German War Movies

Saturday, April 2 by Sarah Sullivan

German war movies are fascinating for history buffs and movie lovers alike. For those who aren’t bothered by subtitles, films in German, particularly those about war, are an exceptional option to American offerings. The following are some of the best German war movies to get you started.

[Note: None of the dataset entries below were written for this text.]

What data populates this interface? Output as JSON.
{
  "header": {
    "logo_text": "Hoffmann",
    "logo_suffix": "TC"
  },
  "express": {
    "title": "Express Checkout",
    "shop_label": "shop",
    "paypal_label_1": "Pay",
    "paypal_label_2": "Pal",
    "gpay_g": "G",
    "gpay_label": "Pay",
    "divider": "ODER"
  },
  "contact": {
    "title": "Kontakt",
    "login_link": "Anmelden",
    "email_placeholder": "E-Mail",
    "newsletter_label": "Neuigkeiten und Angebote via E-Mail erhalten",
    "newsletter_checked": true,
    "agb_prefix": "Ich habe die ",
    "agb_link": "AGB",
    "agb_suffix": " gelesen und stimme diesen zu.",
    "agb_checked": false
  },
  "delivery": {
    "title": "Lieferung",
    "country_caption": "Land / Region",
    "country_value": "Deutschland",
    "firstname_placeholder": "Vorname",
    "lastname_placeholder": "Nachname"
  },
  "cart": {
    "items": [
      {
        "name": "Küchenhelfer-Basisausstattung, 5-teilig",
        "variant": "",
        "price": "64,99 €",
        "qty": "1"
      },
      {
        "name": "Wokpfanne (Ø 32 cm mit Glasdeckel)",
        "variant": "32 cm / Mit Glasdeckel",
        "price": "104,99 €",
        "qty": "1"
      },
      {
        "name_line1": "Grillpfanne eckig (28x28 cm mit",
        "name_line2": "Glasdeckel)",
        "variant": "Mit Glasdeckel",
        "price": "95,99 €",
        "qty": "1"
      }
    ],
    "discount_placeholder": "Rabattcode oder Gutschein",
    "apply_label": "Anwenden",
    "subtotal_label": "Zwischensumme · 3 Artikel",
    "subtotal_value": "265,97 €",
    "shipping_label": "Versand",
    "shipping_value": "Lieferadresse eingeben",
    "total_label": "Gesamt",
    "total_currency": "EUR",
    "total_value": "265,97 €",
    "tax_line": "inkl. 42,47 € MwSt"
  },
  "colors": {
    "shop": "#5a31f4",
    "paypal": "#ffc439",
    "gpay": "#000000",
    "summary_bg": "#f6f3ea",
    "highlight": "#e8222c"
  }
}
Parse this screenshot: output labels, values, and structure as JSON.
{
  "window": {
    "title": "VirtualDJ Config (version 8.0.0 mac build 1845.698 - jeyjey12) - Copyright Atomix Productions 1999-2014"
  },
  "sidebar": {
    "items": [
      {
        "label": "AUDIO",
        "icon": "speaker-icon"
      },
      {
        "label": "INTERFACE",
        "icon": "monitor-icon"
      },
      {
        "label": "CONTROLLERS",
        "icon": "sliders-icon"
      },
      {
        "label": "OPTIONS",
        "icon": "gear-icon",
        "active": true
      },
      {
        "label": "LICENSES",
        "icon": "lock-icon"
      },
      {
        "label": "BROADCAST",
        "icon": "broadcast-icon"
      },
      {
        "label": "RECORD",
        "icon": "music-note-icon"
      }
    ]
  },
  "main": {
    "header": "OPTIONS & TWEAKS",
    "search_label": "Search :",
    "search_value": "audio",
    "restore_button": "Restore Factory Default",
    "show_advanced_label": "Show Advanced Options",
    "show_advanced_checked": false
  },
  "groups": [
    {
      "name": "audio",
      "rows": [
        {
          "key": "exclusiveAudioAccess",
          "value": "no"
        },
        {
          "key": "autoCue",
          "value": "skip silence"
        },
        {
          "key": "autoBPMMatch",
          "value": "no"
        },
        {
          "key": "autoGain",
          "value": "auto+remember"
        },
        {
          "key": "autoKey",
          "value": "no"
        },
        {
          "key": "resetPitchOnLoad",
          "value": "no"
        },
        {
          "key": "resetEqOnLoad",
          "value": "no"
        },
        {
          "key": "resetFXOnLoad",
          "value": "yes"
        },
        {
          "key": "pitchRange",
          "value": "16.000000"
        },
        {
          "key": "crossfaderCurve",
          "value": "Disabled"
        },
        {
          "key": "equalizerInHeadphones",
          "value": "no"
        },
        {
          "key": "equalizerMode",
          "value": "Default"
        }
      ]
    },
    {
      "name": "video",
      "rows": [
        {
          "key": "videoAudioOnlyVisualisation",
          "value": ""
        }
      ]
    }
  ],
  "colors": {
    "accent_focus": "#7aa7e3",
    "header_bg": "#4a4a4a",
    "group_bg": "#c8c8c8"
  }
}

  1. “Das Boot” aka “The Boat” Considered to be one of the most expensive German films in history, “Das Boot” is also one of its most famous. This fictional epic takes viewers down into the heart of a German U-boat and amongst its crew. The film documents the U-boat crew of U-96 throughout their journeys during World War II, the battles, the tedium in between and the thoughts and feelings of men stuck together in the bottom of the ocean.  
  2. “Stalingrad” A war drama set on the Eastern Front of World War II, “Stalingrad” tells the story a group of naïve German soldiers who are transferred from Italy to Russia, where they are unwillingly thrust into the legendary Battle of Stalingrad.  
  3. “Der Untergang” aka “The Downfall” Featuring the legendary actor Bruno Ganz as Adolf Hitler, “Der Untergang” is centered around the last ten days of Hitler’s life in his bunker in 1945. These final ten days of one of the most feared dictators in history is filled with tension as Nazi Germany begins to crumble and Hitler and his followers plot to take their fate into their own hands.  
  4. “Joyeux Noel” aka “Merry Christmas” This true story of the World War I Christmas Truce along the Western Front is told from the perspectives of six main characters, each from different countries: Scotland, France and Germany. Set amongst the German trenches in France, an unofficial truce begins when the Scots sing Christmas songs, leading the rest of the men across the lines to do the same. The soldiers meet in no-man’s-land and wish each other Merry Christmas, exchange gifts, talk and even play a game of football. But despite the hope and joy that this encounter brings, the men must face the consequences from their superiors.  
  5. “Sophie Scholl — Die letzten Tage” aka “Sophie Scholl: The Final Days” The film following the final days of 21 year-old Sophie Scholl received high praise when it was released in 2005. It won Silver Bear Awards for Best Director and Best Actress and was also nominated for a Best Foreign Language Film Oscar in 2005. Scholl was a member of the non-violent anti-Nazi student resistance group known as The White Rose, a part of the German Resistance Movement. The film documents the events leading up to Scholl’s capture, revealing that she was found guilty of high treason February 21st and executed February 22nd.